There actually is a precedent for this. In the Civil War, many immigrants fought for the Union, fighting to defend their adopted country against internal enemies who would make it into something abhorrent. A quarter of the Union Army was foreign-born. Obviously I am happy that they did, and I am happy that the Union won the Civil War. But it did represent a time in which immigrants fought America’s internal battles instead of its external ones.
Witness Musk’s declaration, last year, that Taiwan is an “integral part of China”. That is undoubtedly a precondition of doing business in that country. The Biden administration should have worked closely with Musk on supporting his factories here in America so that he would not have had to kowtow to the Chinese; instead, they largely snubbed him.

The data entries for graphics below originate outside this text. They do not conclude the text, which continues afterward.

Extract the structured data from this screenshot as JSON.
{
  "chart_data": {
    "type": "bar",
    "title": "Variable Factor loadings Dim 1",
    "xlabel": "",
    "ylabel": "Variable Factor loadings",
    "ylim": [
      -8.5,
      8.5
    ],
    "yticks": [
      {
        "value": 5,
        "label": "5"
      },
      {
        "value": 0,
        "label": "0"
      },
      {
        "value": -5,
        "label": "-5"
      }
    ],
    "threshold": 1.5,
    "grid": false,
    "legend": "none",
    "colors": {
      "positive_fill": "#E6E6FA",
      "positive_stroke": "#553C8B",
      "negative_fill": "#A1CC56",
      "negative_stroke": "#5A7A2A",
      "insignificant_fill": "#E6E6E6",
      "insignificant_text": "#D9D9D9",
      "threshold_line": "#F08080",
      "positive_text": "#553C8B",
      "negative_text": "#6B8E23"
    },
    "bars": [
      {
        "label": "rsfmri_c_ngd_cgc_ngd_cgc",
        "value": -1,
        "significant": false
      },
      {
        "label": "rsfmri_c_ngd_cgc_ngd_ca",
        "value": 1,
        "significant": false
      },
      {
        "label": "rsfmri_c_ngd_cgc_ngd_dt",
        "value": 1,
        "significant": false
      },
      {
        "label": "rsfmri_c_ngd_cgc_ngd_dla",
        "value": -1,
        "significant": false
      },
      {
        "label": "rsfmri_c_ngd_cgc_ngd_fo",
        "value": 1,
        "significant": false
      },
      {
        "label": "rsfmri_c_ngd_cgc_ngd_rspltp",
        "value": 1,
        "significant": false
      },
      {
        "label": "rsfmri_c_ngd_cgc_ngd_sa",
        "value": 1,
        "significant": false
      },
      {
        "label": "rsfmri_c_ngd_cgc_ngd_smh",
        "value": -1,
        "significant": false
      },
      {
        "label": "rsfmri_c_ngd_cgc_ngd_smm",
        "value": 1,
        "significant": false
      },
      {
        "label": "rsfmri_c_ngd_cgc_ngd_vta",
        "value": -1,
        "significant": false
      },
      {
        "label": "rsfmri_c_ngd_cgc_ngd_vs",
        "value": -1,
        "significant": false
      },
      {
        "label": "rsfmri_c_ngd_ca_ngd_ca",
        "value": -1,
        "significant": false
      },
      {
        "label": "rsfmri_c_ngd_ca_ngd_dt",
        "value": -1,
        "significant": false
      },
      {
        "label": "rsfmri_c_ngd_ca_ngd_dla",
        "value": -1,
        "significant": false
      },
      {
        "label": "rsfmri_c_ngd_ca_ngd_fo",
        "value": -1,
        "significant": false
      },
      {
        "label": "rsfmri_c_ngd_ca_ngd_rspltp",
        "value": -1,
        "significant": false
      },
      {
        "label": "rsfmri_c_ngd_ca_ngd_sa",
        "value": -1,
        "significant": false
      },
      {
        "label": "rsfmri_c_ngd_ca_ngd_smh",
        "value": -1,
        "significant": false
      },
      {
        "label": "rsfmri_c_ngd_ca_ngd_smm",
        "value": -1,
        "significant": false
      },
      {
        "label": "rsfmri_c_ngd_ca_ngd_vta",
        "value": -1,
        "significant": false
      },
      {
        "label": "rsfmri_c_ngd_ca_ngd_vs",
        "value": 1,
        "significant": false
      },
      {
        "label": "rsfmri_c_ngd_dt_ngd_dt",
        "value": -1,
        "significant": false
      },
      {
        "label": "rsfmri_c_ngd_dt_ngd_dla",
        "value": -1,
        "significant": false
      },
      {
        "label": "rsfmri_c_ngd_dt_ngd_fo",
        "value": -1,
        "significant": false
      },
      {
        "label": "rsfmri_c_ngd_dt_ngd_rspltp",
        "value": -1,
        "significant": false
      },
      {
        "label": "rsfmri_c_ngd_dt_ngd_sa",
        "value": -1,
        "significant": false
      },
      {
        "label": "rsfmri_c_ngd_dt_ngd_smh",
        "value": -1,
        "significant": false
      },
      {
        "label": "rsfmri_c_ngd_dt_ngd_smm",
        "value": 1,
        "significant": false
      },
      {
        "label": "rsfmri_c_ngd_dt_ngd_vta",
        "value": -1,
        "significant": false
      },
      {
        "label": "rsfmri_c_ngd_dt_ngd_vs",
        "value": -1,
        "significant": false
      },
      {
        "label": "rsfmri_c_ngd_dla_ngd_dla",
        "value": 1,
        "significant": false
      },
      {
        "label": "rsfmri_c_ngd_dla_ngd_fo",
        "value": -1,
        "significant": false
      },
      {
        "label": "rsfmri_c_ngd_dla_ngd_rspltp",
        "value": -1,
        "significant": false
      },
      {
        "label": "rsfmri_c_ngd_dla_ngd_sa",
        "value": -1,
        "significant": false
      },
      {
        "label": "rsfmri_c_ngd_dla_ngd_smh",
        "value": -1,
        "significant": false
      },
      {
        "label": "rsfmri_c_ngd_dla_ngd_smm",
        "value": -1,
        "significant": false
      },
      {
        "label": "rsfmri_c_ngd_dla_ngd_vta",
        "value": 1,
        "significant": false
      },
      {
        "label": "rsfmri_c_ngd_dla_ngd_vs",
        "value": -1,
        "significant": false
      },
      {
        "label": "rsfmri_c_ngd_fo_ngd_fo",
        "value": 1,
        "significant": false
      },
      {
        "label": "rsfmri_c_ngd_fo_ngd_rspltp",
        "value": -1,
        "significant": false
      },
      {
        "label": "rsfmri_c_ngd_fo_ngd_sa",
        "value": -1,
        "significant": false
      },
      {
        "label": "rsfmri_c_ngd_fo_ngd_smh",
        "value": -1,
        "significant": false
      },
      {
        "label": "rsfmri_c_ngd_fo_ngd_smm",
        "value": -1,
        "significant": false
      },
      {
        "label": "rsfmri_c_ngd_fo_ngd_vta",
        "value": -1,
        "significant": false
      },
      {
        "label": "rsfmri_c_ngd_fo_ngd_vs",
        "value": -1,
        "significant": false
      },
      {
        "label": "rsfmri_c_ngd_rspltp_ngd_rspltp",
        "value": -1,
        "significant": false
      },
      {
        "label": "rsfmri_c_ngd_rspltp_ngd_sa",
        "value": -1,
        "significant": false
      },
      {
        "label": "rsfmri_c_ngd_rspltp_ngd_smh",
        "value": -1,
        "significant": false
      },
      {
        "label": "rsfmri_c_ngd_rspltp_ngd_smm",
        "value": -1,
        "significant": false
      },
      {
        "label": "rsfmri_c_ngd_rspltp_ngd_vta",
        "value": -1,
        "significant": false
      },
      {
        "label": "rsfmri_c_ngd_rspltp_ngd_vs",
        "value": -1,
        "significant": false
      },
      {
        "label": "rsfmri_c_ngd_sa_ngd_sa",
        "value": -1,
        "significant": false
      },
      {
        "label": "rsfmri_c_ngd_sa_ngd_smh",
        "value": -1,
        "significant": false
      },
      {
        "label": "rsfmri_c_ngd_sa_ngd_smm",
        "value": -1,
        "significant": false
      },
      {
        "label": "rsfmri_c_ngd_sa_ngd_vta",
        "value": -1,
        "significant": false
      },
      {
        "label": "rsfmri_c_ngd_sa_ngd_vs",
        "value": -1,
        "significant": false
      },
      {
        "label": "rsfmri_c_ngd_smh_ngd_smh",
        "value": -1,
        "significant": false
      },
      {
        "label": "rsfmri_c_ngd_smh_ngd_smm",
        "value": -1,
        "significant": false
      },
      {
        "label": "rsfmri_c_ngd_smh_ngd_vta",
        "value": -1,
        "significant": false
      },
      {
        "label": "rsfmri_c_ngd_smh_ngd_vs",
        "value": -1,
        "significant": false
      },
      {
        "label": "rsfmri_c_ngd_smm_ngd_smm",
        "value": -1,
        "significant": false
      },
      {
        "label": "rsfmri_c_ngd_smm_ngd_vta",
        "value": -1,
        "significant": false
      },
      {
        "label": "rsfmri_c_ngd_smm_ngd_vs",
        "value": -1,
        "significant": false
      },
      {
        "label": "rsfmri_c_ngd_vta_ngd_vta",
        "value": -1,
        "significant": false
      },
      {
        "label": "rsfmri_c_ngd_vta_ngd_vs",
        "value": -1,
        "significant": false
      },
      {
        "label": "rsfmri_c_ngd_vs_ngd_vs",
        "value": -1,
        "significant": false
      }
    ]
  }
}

<Barack Obama once declared “If you've got a business, you didn't build that. Somebody else made that happen.” But he was wrong. Yes, human organizations are a collective enterprise. But the unique value of entrepreneurs in gathering, selecting, coordinating, and inspiring the people in an enterprise can’t be minimized. If “that” is an organization, then yes, an entrepreneur did build that.>
Not gonna quibble about the importance of entrepreneurs, although that sorta sounds like economics’ version of “Great Man” theory of history. But once again, someone is misquoting Obama and doing so out of context. I personally don’t like Obama, but what I don’t like more is people quoting others out of context. Here’s what Obama actuually said:
"Somebody helped to create this unbelievable American system that we have that allowed you to thrive. Somebody invested in roads and bridges. If you've got a business, you didn't build that."
Obama was clearly referring to the infrastructure/government institutions that have powered the American economy. This was in the context of running against a GOP that was so enthralled with fringe libertarianism that they bungled through several government shutdowns and a near default on the national debt (among other crises). It would be highly out of character for Obama to be openly dissing rich entrepreneurs (unlike, say, Bernie Sanders), especially given how many in tech and finance supported his presidential campaigns.
Musk clearly never watched Spiderman, because he refuses to acknowledge or honor the great responsibility that his power demands of him. We deserve a better class of leadership, not this garbage.